My ex and I broke up a few weeks ago over a huge misunderstanding, so much that we couldn't repair our happy relationship. At first I was okay with it, but I was conflicted about how I felt. We talked a couple of times, just to accept the breakup and be on good terms and I tried to give him the rest of his things back, but he'd told me to keep them. I knew I only offered because I wanted to see him, and I was honest and said I'm really trying to do too much here, I don't think I can really be friends with you at this time/ I miss you a lot and I want to see you. If you're interested, you're more than welcome to reach out. And, he didn't.
Late last week, I wrote on social media that I got a job before graduation and he liked it and said congrats, but now I just feel sad all over again. One of the things we talked about was that he felt like I had my life together and he didn't know why I was with such a loser like him because he's older than me and doesn't have his stuff together. I said I didn't care and it's never bothered me because we're on different paths (he's still in school). I look at pictures of other couples and the men are always saying that they're girlfriends are doing great things in their lives and they want to be there with them every step of the way, why would my man feel BAD about that?

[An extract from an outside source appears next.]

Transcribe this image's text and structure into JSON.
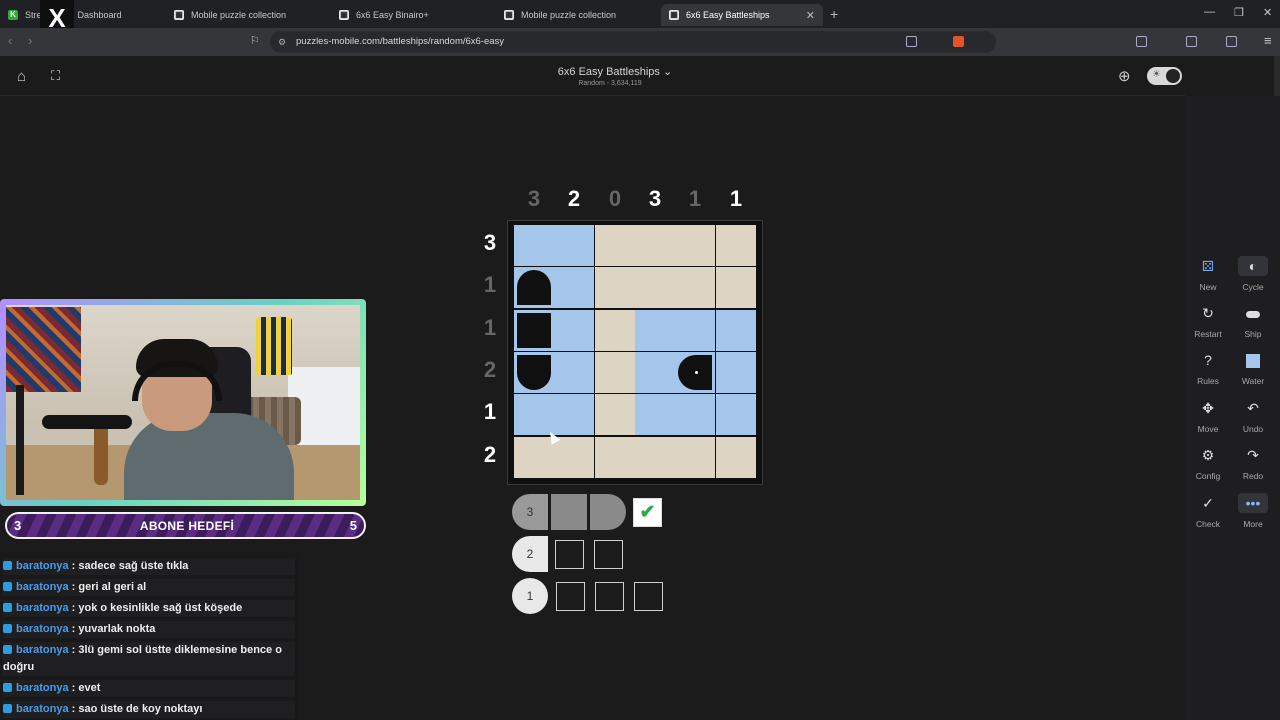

Sometimes I go hot and cold: Meaning sometimes I really hate him for giving up and leaving me at such a pivotal point in my life and sometimes I just want to see him, hold him and laugh with him again and I cry. It's very strange. I'm trying to move on, go on dates with others, and sometimes I'm happy moving forward and sometimes I'm not.
Most Helpful Guy
It sounds as if he has some significant problems with self-esteem and there may be some underlying depression. The more successful you become, the more e feels guilty about being with you and eventually the guilt is overwhelming so he leaves.
You can't fix him. That is a mistake that women have been making for thousands of years. All you can do is let him go and move in with your life. I recently wrote a myTake on getting over a breakup and it may be helpful for you:
Most Helpful Girl
I see and hear that a lot from guys. Some find women intimidating because she has her shit together.. But here's how I see it! Why couldn't he use that as a motivation to grow and get himself together? Why walk away like a coward? Not all men are like this. Some of them do put in effort to match your fly because they realize they may never find someone like you again and they also realize relationships if done the right way are meant to build and uplift each other and make each other better. That's called maturity. My opinion be glad he walked.. You don't want to marry a man with that type of mentality. He'll leave at the first signs of struggle and refuse grow.. May not feel like it now but this was a blessing for you!